Most people will immediately think they have to add calcium to the soil when they see this happen, but a lack of calcium in the plant does not necessarily mean that there is a lack of calcium in the soil. There may be plenty of calcium in the soil but it was unable to get into the plant.
For years people have been swearing by using Epsom Salt to prevent blossom end rot on their plants, however, this is a myth that just refuses to die and over the years has cost countless gardeners their precious harvests. Not only does Epsom Salt not work to prevent blossom end rot, it actually makes the situation much worse.
Epsom Salt is NOT calcium, it is magnesium sulfate. Before I get into the science of the problem, let's use common sense for a second. If you have a lack of calcium in the plants, how would adding magnesium sulfate to the soil resolve the issue? Blossom end rot is not caused by a lack of magnesium.
I know what you are saying, "How does magnesium in the soil lead to more blossom end rot?" Both calcium and magnesium are taken into the plant in the same way, through the roots in water. To the plant, both calcium and magnesium are indistinguishable. Adding magnesium into the soil lessens the amount of calcium that the plant is able to take up because it is now getting more magnesium instead so the amount of calcium the plant is able to intake is further reduced.
The most common cause of blossom end rot is not a lack of calcium in the soil, but a lack of regular watering. When the plants are not watered regularly, they are not able to uptake the nutrients they need to thrive, which includes calcium. If the soil is left to dry out between waterings, it is like turning a switch on and off, limiting when the nutrients can get to the plant. The best way to prevent this from happening is by doing regular deep waterings when the plants need it, not when the soil is already bone dry.

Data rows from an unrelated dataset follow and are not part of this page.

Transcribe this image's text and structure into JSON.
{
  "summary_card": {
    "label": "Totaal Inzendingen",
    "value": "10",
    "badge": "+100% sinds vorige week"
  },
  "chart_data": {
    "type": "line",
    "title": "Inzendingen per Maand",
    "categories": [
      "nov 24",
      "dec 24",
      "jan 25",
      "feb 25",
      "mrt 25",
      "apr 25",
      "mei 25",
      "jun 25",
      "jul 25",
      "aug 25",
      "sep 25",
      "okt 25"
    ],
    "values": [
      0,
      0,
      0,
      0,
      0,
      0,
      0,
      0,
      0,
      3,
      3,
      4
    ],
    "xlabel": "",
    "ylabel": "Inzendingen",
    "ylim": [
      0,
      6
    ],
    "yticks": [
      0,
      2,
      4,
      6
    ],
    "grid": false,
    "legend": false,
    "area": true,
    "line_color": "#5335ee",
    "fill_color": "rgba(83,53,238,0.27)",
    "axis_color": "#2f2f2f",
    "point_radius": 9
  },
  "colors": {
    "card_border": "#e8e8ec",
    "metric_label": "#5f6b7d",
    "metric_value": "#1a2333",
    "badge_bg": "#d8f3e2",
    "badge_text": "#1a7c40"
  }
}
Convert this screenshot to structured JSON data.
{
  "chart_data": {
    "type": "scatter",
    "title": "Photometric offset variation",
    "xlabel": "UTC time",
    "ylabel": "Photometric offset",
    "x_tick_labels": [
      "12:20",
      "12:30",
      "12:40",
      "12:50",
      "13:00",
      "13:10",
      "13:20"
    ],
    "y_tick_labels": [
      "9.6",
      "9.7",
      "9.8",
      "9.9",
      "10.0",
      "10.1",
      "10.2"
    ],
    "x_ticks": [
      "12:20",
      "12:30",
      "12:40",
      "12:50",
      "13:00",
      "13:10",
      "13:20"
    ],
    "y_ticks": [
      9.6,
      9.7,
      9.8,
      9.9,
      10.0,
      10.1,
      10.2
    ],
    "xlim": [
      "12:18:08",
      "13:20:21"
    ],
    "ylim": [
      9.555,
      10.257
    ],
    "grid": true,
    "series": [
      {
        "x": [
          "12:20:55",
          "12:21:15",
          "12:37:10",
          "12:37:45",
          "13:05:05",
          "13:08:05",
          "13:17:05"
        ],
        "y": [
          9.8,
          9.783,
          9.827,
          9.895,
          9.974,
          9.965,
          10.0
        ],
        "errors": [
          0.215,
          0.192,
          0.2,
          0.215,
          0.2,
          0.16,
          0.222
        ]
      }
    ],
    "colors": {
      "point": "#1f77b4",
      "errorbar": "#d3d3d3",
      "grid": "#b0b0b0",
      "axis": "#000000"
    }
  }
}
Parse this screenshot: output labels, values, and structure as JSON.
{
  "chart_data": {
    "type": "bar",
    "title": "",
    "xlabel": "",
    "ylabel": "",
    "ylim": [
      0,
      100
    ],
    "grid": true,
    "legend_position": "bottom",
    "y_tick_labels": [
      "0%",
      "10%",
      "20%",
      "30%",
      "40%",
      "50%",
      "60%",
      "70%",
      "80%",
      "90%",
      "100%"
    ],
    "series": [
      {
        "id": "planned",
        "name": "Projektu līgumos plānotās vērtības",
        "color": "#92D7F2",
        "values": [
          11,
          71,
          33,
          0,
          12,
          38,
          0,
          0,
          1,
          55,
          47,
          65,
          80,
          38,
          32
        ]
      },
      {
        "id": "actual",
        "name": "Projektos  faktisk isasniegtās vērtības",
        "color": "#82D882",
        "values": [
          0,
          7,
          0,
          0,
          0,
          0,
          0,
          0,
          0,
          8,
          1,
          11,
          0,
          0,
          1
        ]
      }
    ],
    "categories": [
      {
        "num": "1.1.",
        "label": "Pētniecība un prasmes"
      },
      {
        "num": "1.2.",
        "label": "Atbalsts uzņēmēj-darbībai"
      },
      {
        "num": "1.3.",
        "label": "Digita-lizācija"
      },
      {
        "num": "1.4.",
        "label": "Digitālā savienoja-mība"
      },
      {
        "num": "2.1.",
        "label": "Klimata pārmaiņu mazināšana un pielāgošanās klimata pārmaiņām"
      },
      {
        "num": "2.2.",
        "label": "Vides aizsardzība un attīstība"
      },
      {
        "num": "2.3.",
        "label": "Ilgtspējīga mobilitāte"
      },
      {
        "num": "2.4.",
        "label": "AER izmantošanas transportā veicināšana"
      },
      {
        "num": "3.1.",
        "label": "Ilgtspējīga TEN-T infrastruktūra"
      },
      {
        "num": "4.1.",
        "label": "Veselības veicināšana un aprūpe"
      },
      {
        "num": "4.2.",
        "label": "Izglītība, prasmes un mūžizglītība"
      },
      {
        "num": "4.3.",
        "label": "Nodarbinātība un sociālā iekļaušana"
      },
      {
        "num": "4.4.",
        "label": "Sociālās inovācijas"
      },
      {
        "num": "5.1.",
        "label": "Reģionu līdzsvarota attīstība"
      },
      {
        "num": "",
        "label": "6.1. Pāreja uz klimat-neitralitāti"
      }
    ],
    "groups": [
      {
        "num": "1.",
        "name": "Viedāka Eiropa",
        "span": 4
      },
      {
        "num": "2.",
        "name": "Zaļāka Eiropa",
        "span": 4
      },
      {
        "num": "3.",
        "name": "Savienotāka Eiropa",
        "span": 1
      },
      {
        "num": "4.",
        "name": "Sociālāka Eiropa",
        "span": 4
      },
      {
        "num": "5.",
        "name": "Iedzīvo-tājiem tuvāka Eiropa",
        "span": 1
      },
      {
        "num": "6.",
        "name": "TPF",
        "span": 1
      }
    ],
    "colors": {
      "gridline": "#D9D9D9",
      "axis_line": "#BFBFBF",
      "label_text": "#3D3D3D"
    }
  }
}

Covering all of the soil under the plants with a thick layer of mulch can also prevent blossom end rot by helping to prevent water in the soil from evaporating too quickly on hot days. The mulch layer also helps to prevent other plant diseases caused by fungal spores in the soil which get splashed up onto the plant leaves while watering.
Once you see the signs of blossom end rot, adding calcium to the soil will not help because the plant is already in desperation mode. A liquid calcium supplement can be used as a foliar spray by mixing with water and spraying directly onto the plant leaves. The plant does not have time to wait for a slow acting soil fertilizer to take effect.
You can purchase an expensive liquid calcium supplement from a garden supply center, but why do that when there is a cheaper alternative available for a fast-acting calcium supplement that you may already have in your home right now?
The Tums antacid tablets (or generic brand) that you probably already have in your medicine cabinet is a fast acting form of calcium that can be available to your plants immediately.